For an odd number of players there exists a simple algorithim that
unless I'm mistaken, will satisfy all of your requirements:
Given n an odd integer
and r, and j the round and player that you are interested in;
(j is numbered from 0 to n-1)
Calculate p = ((j+r) mod n) + 1
If (p < (n+1)/2) then assign player j to table T = p.
If (p > (n+1)/2) then assign player j to table T = (n-p).
If (p = (n+1)/2) then player j has a bye.

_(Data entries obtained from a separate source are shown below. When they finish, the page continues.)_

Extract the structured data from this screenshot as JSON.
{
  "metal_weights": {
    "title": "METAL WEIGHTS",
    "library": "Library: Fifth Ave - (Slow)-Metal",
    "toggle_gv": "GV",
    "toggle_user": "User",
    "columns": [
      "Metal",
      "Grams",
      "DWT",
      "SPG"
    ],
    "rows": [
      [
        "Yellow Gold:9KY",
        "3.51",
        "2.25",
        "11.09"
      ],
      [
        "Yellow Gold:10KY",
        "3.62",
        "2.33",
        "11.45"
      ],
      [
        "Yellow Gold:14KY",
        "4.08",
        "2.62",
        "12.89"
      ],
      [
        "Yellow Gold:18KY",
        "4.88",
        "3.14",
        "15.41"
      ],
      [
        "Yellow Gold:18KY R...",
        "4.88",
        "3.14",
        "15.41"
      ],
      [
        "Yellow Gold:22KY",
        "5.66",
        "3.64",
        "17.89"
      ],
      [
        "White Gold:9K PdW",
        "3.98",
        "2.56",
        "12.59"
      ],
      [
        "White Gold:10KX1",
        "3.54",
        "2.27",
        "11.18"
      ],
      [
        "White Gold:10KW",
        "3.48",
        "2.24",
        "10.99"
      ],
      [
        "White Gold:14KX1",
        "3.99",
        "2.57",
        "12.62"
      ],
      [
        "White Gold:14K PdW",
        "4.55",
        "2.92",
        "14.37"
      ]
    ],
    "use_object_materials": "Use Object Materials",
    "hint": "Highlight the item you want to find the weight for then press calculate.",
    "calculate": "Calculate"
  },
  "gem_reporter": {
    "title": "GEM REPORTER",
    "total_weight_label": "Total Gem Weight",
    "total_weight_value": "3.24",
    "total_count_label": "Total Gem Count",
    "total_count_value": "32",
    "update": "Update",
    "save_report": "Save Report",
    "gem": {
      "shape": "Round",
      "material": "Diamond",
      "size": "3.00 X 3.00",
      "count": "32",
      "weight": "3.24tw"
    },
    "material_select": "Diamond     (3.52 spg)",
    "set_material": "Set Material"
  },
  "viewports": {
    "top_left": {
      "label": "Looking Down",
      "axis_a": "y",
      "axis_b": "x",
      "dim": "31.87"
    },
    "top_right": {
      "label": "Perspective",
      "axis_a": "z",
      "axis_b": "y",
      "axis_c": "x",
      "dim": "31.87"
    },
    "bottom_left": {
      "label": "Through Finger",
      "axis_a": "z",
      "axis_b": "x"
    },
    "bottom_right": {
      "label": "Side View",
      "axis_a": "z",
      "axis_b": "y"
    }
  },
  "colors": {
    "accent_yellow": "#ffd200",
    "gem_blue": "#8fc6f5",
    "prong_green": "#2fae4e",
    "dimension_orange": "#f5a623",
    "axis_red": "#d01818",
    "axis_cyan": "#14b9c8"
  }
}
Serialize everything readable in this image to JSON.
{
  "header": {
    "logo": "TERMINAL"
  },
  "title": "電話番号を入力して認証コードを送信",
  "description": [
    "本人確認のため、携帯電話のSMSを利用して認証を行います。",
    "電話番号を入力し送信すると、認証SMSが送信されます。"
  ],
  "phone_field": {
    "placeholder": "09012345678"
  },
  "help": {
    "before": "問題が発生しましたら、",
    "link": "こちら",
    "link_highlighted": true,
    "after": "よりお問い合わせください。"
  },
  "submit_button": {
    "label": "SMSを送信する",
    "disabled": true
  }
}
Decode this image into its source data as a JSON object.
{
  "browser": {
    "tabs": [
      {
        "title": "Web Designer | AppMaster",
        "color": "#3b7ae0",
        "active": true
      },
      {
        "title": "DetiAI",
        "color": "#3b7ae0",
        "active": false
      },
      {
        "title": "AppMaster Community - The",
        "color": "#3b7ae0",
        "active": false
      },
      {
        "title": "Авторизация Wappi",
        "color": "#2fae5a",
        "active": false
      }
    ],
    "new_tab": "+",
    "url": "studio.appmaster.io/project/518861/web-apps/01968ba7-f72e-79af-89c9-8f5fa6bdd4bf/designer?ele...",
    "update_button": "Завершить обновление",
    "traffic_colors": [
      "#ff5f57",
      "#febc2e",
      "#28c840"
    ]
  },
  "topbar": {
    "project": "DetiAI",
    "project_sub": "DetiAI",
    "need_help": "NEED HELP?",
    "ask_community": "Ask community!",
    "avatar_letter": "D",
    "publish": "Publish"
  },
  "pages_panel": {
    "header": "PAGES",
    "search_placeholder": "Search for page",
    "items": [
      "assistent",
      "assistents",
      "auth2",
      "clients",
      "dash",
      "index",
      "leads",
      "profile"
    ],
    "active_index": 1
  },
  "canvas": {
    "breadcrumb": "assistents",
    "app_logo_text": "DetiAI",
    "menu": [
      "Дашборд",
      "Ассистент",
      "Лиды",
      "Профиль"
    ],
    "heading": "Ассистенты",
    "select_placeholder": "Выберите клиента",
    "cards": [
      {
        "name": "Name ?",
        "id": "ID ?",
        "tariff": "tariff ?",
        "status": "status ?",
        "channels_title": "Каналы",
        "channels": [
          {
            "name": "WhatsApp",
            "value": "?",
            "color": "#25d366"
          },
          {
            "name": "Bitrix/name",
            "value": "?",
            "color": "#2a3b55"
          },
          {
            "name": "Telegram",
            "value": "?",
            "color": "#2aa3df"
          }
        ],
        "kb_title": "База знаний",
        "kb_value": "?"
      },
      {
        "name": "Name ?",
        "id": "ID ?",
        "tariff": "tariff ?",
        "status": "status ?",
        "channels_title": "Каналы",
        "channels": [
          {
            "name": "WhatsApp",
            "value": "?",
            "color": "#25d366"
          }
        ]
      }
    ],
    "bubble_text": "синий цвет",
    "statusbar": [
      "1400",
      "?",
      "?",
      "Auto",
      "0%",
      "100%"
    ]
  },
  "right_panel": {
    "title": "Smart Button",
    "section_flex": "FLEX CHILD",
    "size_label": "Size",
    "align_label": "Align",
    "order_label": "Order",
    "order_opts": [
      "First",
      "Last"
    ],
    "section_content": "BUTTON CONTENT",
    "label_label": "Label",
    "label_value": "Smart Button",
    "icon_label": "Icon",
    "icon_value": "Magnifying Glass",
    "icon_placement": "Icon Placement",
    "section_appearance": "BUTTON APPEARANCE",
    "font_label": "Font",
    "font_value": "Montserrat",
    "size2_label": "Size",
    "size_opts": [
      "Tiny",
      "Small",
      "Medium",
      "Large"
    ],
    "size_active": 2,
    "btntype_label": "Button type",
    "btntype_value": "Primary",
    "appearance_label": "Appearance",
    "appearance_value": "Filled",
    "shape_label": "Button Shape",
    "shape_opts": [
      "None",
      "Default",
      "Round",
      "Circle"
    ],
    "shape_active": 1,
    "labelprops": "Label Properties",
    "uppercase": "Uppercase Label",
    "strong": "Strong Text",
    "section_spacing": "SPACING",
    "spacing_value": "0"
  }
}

I guess this sounds a litle complicated, but it looks like this:
TABLE ROUND-1 ROUND-2 ROUND-3 ROUND-4 ROUND-5 ROUND-6 ROUND-7
1 1-7 7-6 6-5 5-4 4-3 3-2 2-1
2 2-6 1-5 7-4 6-3 5-2 4-1 3-7
3 3-5 2-4 1-3 7-2 6-1 5-7 4-6
bye 4 3 2 1 7 6 5
Now for an even number of players it is only slightly more involved:
Take the solution for n-1 players (an odd number). Instead
of having one player get a bye, the n-th player will always
play him instead.
Thus our 7-player solution can be made into an 8-player solution
like so:
TABLE ROUND-1 ROUND-2 ROUND-3 ROUND-4 ROUND-5 ROUND-6 ROUND-7
1 1-7 7-6 6-5 5-4 4-3 3-2 2-1
2 2-6 1-5 7-4 6-3 5-2 4-1 3-7
3 3-5 2-4 1-3 7-2 6-1 5-7 4-6
4 4-8 3-8 2-8 1-8 7-8 6-8 5-8
It so happens that these are NOT the pairings used in a Howell movement
(at least according to my Encyclopedia of Bridge). I belive that
this is because bridge tournaments have one more very important
constraint. That is that the "hands" must also be evenly distributed,
and this algorithim does not solve that problem for the even numbered
case. If you look at the 8-player tournament above, replacing "table",
with "hand" you will see that player #8 is always playing hand #4.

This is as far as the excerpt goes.